Bei den sehr heftigen Regenfällen, die die sonnigen Abschnitte unterbrechen, lassen die meisten Bäume ihr Herbstlaub und die rutschige nass-kalte Jahreszeit beginnt. Viel zu wenig hatten wir für meinen Geschmack von diesem Herbst, ich beobachte auch im Wechsel vom Sommer zum Herbst und vom Herbst zum Winter diese merkwürdige Undeutlichkeit, die in den Jahren meiner Kindheit so nicht bestand.
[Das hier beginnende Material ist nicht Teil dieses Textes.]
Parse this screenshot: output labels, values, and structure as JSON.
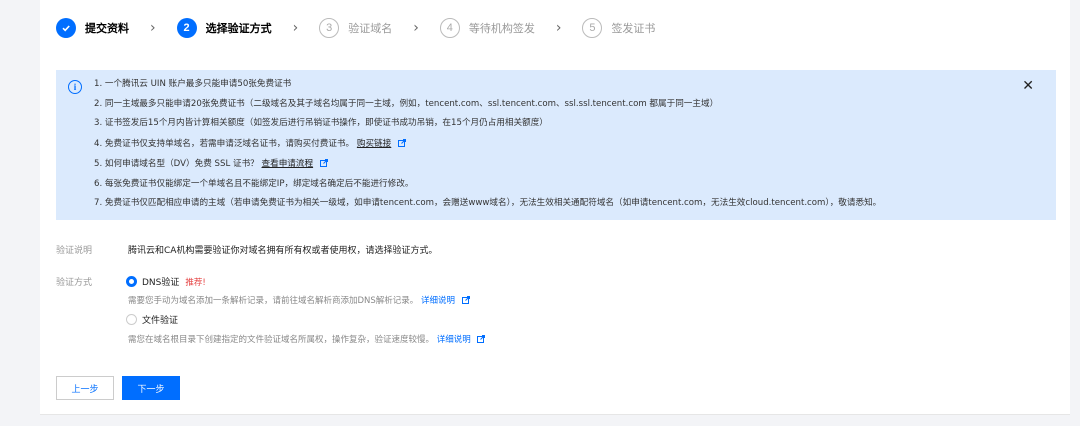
{
  "steps": [
    {
      "label": "提交资料",
      "state": "done"
    },
    {
      "label": "选择验证方式",
      "state": "active",
      "num": "2"
    },
    {
      "label": "验证域名",
      "state": "todo",
      "num": "3"
    },
    {
      "label": "等待机构签发",
      "state": "todo",
      "num": "4"
    },
    {
      "label": "签发证书",
      "state": "todo",
      "num": "5"
    }
  ],
  "step_arrow": "›",
  "info": {
    "close": "✕",
    "items": [
      {
        "text": "1. 一个腾讯云 UIN 账户最多只能申请50张免费证书"
      },
      {
        "text": "2. 同一主域最多只能申请20张免费证书（二级域名及其子域名均属于同一主域，例如，tencent.com、ssl.tencent.com、ssl.ssl.tencent.com 都属于同一主域）"
      },
      {
        "text": "3. 证书签发后15个月内皆计算相关额度（如签发后进行吊销证书操作，即使证书成功吊销，在15个月仍占用相关额度）"
      },
      {
        "text": "4. 免费证书仅支持单域名，若需申请泛域名证书，请购买付费证书。",
        "link": "购买链接"
      },
      {
        "text": "5. 如何申请域名型（DV）免费 SSL 证书？",
        "link": "查看申请流程"
      },
      {
        "text": "6. 每张免费证书仅能绑定一个单域名且不能绑定IP，绑定域名确定后不能进行修改。"
      },
      {
        "text": "7. 免费证书仅匹配相应申请的主域（若申请免费证书为相关一级域，如申请tencent.com，会赠送www域名），无法生效相关通配符域名（如申请tencent.com，无法生效cloud.tencent.com），敬请悉知。"
      }
    ]
  },
  "form": {
    "desc_label": "验证说明",
    "desc_value": "腾讯云和CA机构需要验证你对域名拥有所有权或者使用权，请选择验证方式。",
    "method_label": "验证方式",
    "dns_label": "DNS验证",
    "dns_recommend": "推荐!",
    "dns_hint": "需要您手动为域名添加一条解析记录，请前往域名解析商添加DNS解析记录。",
    "dns_detail": "详细说明",
    "file_label": "文件验证",
    "file_hint": "需您在域名根目录下创建指定的文件验证域名所属权，操作复杂，验证速度较慢。",
    "file_detail": "详细说明"
  },
  "buttons": {
    "prev": "上一步",
    "next": "下一步"
  },
  "colors": {
    "accent": "#006eff",
    "info_bg": "#dbeafd",
    "recommend": "#e54545"
  }
}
Man kann sich einfach nicht mehr darauf verlassen, dass die einzelnen Jahreszeiten deutlich voneinander getrennt und während ihres Verlaufs einigermaßen konstant sind. Da sind frühlingshafte Momente im Herbst, sommerliche Elemente im Frühling und frühlingshafte Phasen im Winter zu beobachten. Und man hat den Eindruck, dass sich die Breitengrade unmerklich verschoben hätten. Insgesamt bedauere ich das. Die größere Abwechslung des ,,neuen Wetters“ kann die atmosphärischen und symbolischen Stärken identifizierbarer Jahreszeiten nicht ausgleichen. Ich glaube, durch die klimatischen Veränderungen gehen allmählich wichtige kulturelle Charakteristika verloren, schwindet der Sinn für die Verbindung von Traditionen, Ritualen und Bräuchen mit jahreszeitlichen Differenzen in der Natur. Dass sich die Baumpopulationen unserer Wälder damit gleichzeitig verschieben in Richtung von Arten, die höhere Durchschnittstemperaturen und heftigere Klimasprünge besser vertragen, ist dabei nur eine Erscheinung der ersten Beobachtungsebene. Wirklich einschneidend werden die Auswirkungen sein, die diese Veränderungen im Denken, der Wahrnehmung und im kulturellen Ausdruck der Menschen hinterlässt.